Jahresausgabe 1999: Schwerpunktthema Polen

Tygiel Kultury

von Anna Ananieva


Mit der Präsentation der russischen Autorengruppe "Altera pars" aus der Gießener Partneruniversitätsstadt Kasan begann die SHANGHAI Opera eine Reihe, in der in loser Folge ein Einblick in die aktuellen literarischen Tendenzen und Ereignisse in den Partnerstädten und an den Partneruniversitäten gegeben werden soll.
Es musste erst ein Kulturabkommen zwischen Bonn und Warszawa her, bevor 1978 ein Partnerschaftsvertrag zwischen der Gießener Universität und der Universytet Lódzki unterzeichnet werden konnte, um den bereits existierenden Verbindungen eine Grundlage für künftige umfangreiche Zusammenarbeit zu sichern. Diese noch zu der Zeit des Kalten Krieges entstandene Partnerschaft hat nicht nur erfolgreiche deutsch-polnische wissenschaftliche Projekte, sondern auch unzählige persönliche und kulturelle Kontakte hervorgebracht.

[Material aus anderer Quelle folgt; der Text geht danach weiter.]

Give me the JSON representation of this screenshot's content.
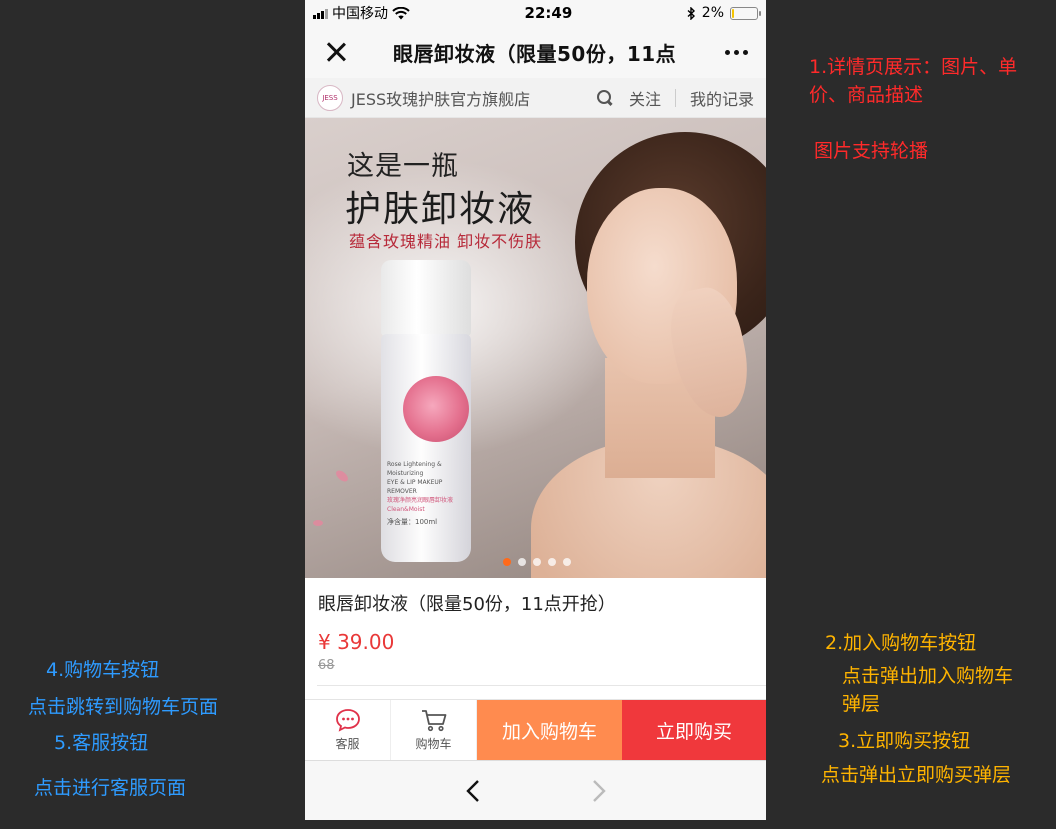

Im Oktober 1997 waren drei herausragende polnische Autoren: Dorota Koman, Andrzej Strak und Zbigniew Dominiak, aus dem Umfeld der Zeitschrift "Tigiel Kultury" für eine Woche zu Gast bei dem LiteraturBüro Gießen und mit einer deutsch-polnischen Lesung bei dem Jahrespressefest der SHANGHAI Opera vertreten. Polnische Texte wurden von Urszula Usakowska-Wolff aus diesem Anlass ins Deutsche übersetzt und vorgetragen. Die in Warszawa geborene Journalistin, Lyrikerin und Übersetzerin wohnt seit 1986 in Bad Oeynhausen und hat u.a. die Lyrik von Erna Rosenstein übersetzt und herausgegeben.

"Tygiel Kultury" heisst auf deutsch "Schmelztiegel der Kultur" und wurde 1996 in Lódz gegründet, wo sie als Monatsschrift mit finanzieller Unterstützung der Stadt und der Wojewodschaft Lódz des Ministeriums für Kunst und Kultur und der Stefan-Batory-Stiftung erscheint. Die Zeitschrift setzt sich mit sozialen, kunst- und kulturkritischen Themen auseinander, die die Geschichte, Gegenwart und Zukunft der zweitgrössten polnischen Stadt und der Region Lódz betreffen. Regelmäßig veröffentlicht sie zeitgenössische polnische und internationale Lyrik und Essayistik. Auf großes Interesse in Polen stoßen ihre doppelten Themenausgaben wie z.B. "Der unbekannte Witold Gombrowicz", "Über Jerzy Kosinski", "Karl Dedecius - der Meister aus Darmstadt", "Portugal - Schmelztiegel der Kulturen", "Luftige Städte - unwirkliche Städte", "Die Rückkehr des Realismus - amerikanische Prosa heute", "Im Schatten des Imperiums" - über Probleme und Kultur der Völker, die nach dem Zerfall der Großmächte ihre Unabhängigkeit erlangt haben. Viel Platz wird in "Tygiel Kultury" auch der polnischen Emigrationskultur gewidmet.